Like any artists, actors can be as talented as all get-out, but if they have poor material to work with, they can only do so much for a movie or TV show which has substandard writing. In trying to make Pulaski into a female version of Dr. McCoy, the Next Generation writers consistently gave Muldaur material that made her hard to like by the average Star Trek fan.

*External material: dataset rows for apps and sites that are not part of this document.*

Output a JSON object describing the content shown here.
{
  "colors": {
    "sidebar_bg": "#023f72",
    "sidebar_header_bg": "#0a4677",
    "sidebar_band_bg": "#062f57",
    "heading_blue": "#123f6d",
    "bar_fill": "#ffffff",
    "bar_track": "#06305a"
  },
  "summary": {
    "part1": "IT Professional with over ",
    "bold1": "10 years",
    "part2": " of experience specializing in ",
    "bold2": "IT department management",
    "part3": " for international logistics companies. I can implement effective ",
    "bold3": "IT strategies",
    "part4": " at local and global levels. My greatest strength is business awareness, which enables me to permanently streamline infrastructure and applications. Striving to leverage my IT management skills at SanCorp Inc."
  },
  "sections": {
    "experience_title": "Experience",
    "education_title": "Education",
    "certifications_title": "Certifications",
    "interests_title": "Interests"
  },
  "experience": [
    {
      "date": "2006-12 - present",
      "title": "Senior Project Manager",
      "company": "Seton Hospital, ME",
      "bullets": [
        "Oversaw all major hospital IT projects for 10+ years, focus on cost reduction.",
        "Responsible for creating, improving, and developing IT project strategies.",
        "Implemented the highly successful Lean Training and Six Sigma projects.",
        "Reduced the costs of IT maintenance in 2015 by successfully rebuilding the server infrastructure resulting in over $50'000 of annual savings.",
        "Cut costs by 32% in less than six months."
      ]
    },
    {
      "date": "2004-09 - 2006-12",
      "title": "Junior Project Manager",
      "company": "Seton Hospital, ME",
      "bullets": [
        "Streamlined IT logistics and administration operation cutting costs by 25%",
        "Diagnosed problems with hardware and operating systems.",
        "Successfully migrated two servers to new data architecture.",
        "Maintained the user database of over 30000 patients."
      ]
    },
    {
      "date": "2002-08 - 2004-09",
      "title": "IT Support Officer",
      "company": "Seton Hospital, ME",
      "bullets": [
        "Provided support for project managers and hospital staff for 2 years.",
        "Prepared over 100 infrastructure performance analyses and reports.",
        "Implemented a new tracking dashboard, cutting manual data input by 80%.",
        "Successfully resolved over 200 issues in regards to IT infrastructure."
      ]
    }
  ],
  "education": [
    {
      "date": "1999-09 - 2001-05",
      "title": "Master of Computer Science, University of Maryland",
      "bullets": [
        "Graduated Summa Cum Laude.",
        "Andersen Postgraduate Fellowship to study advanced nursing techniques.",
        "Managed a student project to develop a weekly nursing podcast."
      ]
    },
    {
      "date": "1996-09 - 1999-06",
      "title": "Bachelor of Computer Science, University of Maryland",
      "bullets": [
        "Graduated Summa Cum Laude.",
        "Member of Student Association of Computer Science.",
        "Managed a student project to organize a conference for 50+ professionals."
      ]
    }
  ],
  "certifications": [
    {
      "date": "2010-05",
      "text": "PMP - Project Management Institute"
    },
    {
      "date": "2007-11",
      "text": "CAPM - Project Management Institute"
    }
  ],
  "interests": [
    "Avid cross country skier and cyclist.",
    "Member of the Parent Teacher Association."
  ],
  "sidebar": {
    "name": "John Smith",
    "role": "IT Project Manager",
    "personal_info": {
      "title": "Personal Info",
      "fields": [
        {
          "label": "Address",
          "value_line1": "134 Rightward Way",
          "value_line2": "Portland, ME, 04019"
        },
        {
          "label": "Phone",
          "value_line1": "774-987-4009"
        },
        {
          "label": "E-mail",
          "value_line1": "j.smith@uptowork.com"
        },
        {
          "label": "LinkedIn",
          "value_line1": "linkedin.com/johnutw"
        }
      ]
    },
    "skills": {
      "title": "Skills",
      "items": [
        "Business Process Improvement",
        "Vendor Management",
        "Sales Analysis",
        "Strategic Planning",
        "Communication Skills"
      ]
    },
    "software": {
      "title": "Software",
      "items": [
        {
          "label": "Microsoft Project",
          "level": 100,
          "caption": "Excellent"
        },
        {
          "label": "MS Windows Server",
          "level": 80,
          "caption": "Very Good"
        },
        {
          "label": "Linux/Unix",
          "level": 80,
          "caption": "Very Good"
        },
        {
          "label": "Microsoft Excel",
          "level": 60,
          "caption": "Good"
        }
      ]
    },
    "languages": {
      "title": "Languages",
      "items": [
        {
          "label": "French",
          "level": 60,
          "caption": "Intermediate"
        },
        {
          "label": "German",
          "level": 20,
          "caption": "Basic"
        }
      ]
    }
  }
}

Her constant needling of actor Brent Spiner’s Lt. Commander Data (one of the series’ most popular characters) was supposed to remind viewers of the old McCoy-and-Spock verbal sparring matches from the original Star Trek and its movie spinoffs. But where DeForest Kelley’s character was a softy at heart and actually liked Leonard Nimoy’s Spock (although he would not admit it to his “pointy-eared” friend), Pulaski treats Data pretty shabbily for at least the first half of Season Two, dismissing the android as being merely a machine. She would, of course, mellow a bit over time, but I never really got any sense that Pulaski would ever think of Data as a shipmate.
Wesley Crusher’s continuing presence on the show didn’t bother me too much at the time Star Trek: The Next Generation was originally broadcast, but now that I’m older I feel a certain sense that his character was never really necessary for the series to succeed.
I know that Gene Roddenberry (whose given name was Eugene Wesley Roddenberry) had created Mr. Crusher as an idealized avatar of himself as a young teen, but even though Wil Wheaton was an outstanding young actor in Stand By Me, Wesley was too idealized and too perfect to be believable.
Though Wesley is not annoying in The Child, the rationale for his character staying aboard the ship is flimsy and makes no sense whatsoever. His mom goes off to be the head of Starfleet Medical, but he stays aboard to finish some projects he was working on?
Also hard to swallow is Wesley’s entire pre-Season Seven story arc; in Where No One Has Gone Before the Traveler tells Picard that the boy is special and meant for a great destiny, like Mozart or even Einstein. All well and good, and if the writers, producers and directors handled Wheaton and his character better, Wesley would not have been the focus of fans’ intense dislike.
However, not only was Wesley saddled with bad costumes, an unbelievable knack for solving problems that could (and should) have been fixed by experienced crew members and really bad dialogue, but he also locked into a “follow my dad and Capt. Picard into Starfleet” destiny that may sound like ideal for fans but not exactly a path that a super-gifted young person would necessarily have to follow In order to achieve greatness.